Au moment où mon poids a commencé à évoluer de façon exponentielle, mes formes classiques se sont développées. Quand je raconte à des amis qu’en cinquième je faisais déjà du 95D et que j’ai mis deux ans à dire à ma mère que je l’avais dépassée en taille de soutien-gorge, ils hallucinent. Surtout qu’au début, je ne voulais pas mettre de soutien-gorge. Maintenant, je me demande ce que je ferais sans.
Au début de ma cinquième, je devais déjà commencer à être en surpoids évident, ou en tout cas avec des formes plus développée que les autres. À l’époque – 2003/2004 – on ne parlait pas beaucoup de harcèlement, encore moins de harcèlement scolaire, sujet alors encore tabou. Je ne saurais dire avec force précisions de dates ou autres quand ça a commencé précisément mais, encore une fois, pour moi, l’élément déclencheur est que, une fois, alors que j’étais à la cantine, des anciens copains à moi ont cassé mon sac. Tout simplement. Ils l’ont accroché contre une barrière, ont tiré et une des bretelles a cassé. Sans rien me dire naturellement. Bien évidemment, j’en ai racheté un – enfin mes parents. Comme je voulais être comme tout le monde, j’ai pris un Eastpack. Peine perdue, ça a été le début de ma longue descente vers les entrailles du harcèlement.
En quatrième, j’ai eu la bonne idée de me lier d’amitié avec une fille qui était déjà plus ou moins paria dans le collège. L’aurais-je su peut-être me serai-je tout de même liée d’amitié avec elle, comme une sorte de soutien, entre paria. Ce qui m’a plus ou moins enfoncé dans mon rôle pré-désigné par mes camarades. Durant cette année là, je ne me souviens plus très bien de ce qu’ils me faisaient mais je crois que c’était encore assez soft. Des petite moqueries et je me disais : « rien de bien méchant ». Je voyais sans doute là une sorte de reconnaissance de mon existence à travers leurs moqueries et je me sentais faisant partie de mes pairs. Pour ne rien arranger, c’est cette année que j’ai commencé à voir une diététicienne qui ne s’est avéré d’aucune aide. Elle ne m’expliquait rien des raisons pour lesquelles j’avais pris autant de poids en si peu de temps – de mémoire, dix kilos en l’espace d’un an. J’avais d’ailleurs fini par stopper de la voir, sans vraiment la prévenir. Et ensuite, j’en rigolais.
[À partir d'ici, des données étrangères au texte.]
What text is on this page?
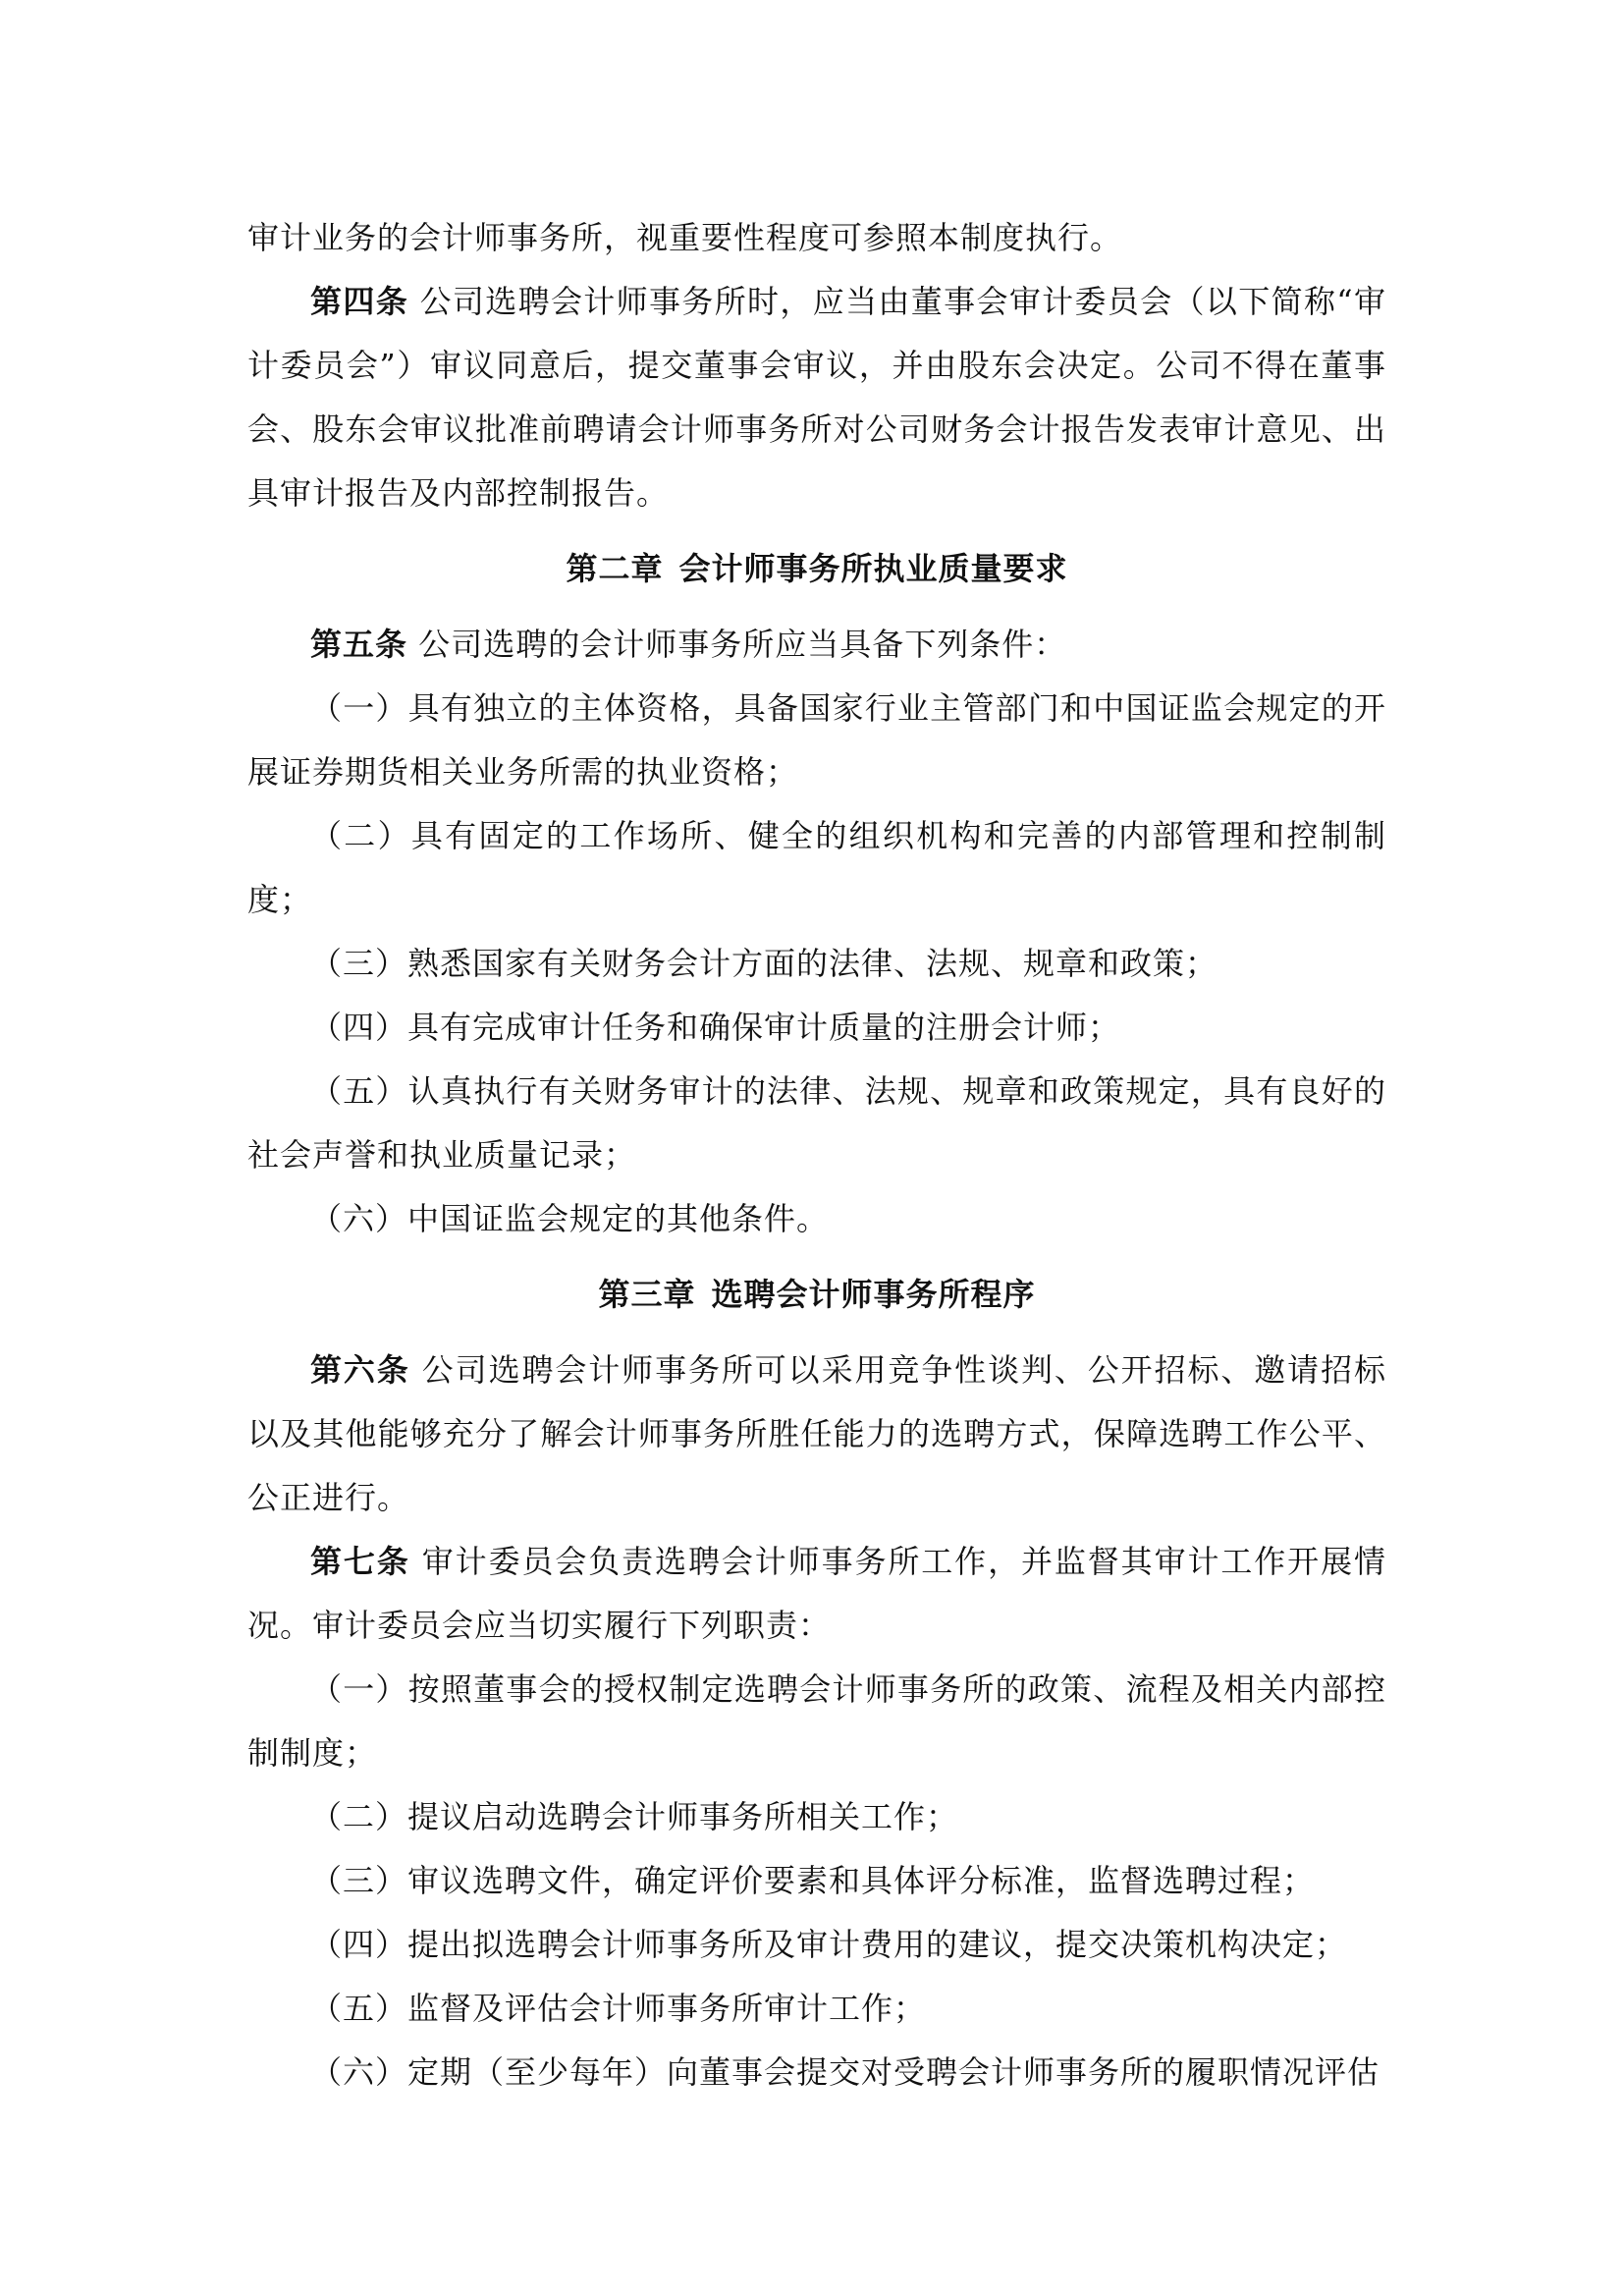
审计业务的会计师事务所，视重要性程度可参照本制度执行。

第四条 公司选聘会计师事务所时，应当由董事会审计委员会（以下简称“审计委员会”）审议同意后，提交董事会审议，并由股东会决定。公司不得在董事会、股东会审议批准前聘请会计师事务所对公司财务会计报告发表审计意见、出具审计报告及内部控制报告。

第二章 会计师事务所执业质量要求

第五条 公司选聘的会计师事务所应当具备下列条件：

（一）具有独立的主体资格，具备国家行业主管部门和中国证监会规定的开展证券期货相关业务所需的执业资格；

（二）具有固定的工作场所、健全的组织机构和完善的内部管理和控制制度；

（三）熟悉国家有关财务会计方面的法律、法规、规章和政策；

（四）具有完成审计任务和确保审计质量的注册会计师；

（五）认真执行有关财务审计的法律、法规、规章和政策规定，具有良好的社会声誉和执业质量记录；

（六）中国证监会规定的其他条件。

第三章 选聘会计师事务所程序

第六条 公司选聘会计师事务所可以采用竞争性谈判、公开招标、邀请招标以及其他能够充分了解会计师事务所胜任能力的选聘方式，保障选聘工作公平、公正进行。

第七条 审计委员会负责选聘会计师事务所工作，并监督其审计工作开展情况。审计委员会应当切实履行下列职责：

（一）按照董事会的授权制定选聘会计师事务所的政策、流程及相关内部控制制度；

（二）提议启动选聘会计师事务所相关工作；

（三）审议选聘文件，确定评价要素和具体评分标准，监督选聘过程；

（四）提出拟选聘会计师事务所及审计费用的建议，提交决策机构决定；

（五）监督及评估会计师事务所审计工作；

（六）定期（至少每年）向董事会提交对受聘会计师事务所的履职情况评估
Troisième. L’année noire. L’année de la déchéance complète. L’année de la rébellion. Quinze ans, le début des années rebelles. Dans mon cas, la continuité des années rebelles. À la suite de mes débuts de problèmes de poids, ma mère et moi ne nous entendions plus. Une discorde continuelle sur mes prises de poids et ses tentatives de régime n’embellissait pas le tableau. Et dans cette entité discordante, mon plus grand frère était parti, mon autre frère ne disait rien et mon père était inexistant, préférant – selon mes yeux de l’époque – se cacher devant sa télé ou derrière sa surdité. Et je ne disais rien, je n’en parlais pas. Je n’osais pas. Je ne sais pas si je ne voulais pas ajouter au plateau ou juste si je ne savais pas comment le dire. Il faut aussi dire qu’à l’époque, je ne savais pas vraiment que j’étais harcelée. Pendant les années formatrices – surtout le collège – j’ai remarqué que beaucoup d’adolescents, moi y comprise, préfèrent se dire qu’ils ne sont pas différents des autres; ils préfèrent nier la réalité. Sans doute parce que c’est plus simple. Pendant longtemps, je passais simplement ma carte à la cantine puis je désertais le collège pour aller chez une amie et je revenais, à 13h30, pour le début des cours, comme si de rien était. J’avais 15 ans, je ne me rendais pas compte des conséquences que mon comportement pouvait avoir. Je me suis faite chopée, d’ailleurs – bien fait pour toi, avait dit ma mère. Et je n’ai plus eu le droit de sortir dehors pendant la pause déjeuner. C’est là que tout a vraiment commencé. Ils étaient plusieurs et ils se moquaient de moi, à longueur de temps, tous les midi, pendant une heure et demie, moquerie, sur moquerie, sur moquerie. Ils m’avaient prise en grippe pour je ne sais pas trop quelle raison. J’avais l’impression qu’ils me détestaient mais je ne savais pas pourquoi. S’ajoutait à cela le fait qu’une peste de ma classe avait découvert de qui j’étais amoureuse : redoublement des moqueries car il était beau et inaccessible pour une paria comme moi. Un jour, je me souviens que j’ai failli aller tout dire au CPE mais, par peur de représailles, je me suis écrasée. Toute la journée, on me traitait de paria, de moche, de grosse, d’obèse, de saleté et je rentrais chez moi et j’entendais ma mère me sortir qu’elle avait entendu parler d’un nouveau régime ou qu’elle aimerait bien que je fasse attention… En ces temps reculés, je la haïssais.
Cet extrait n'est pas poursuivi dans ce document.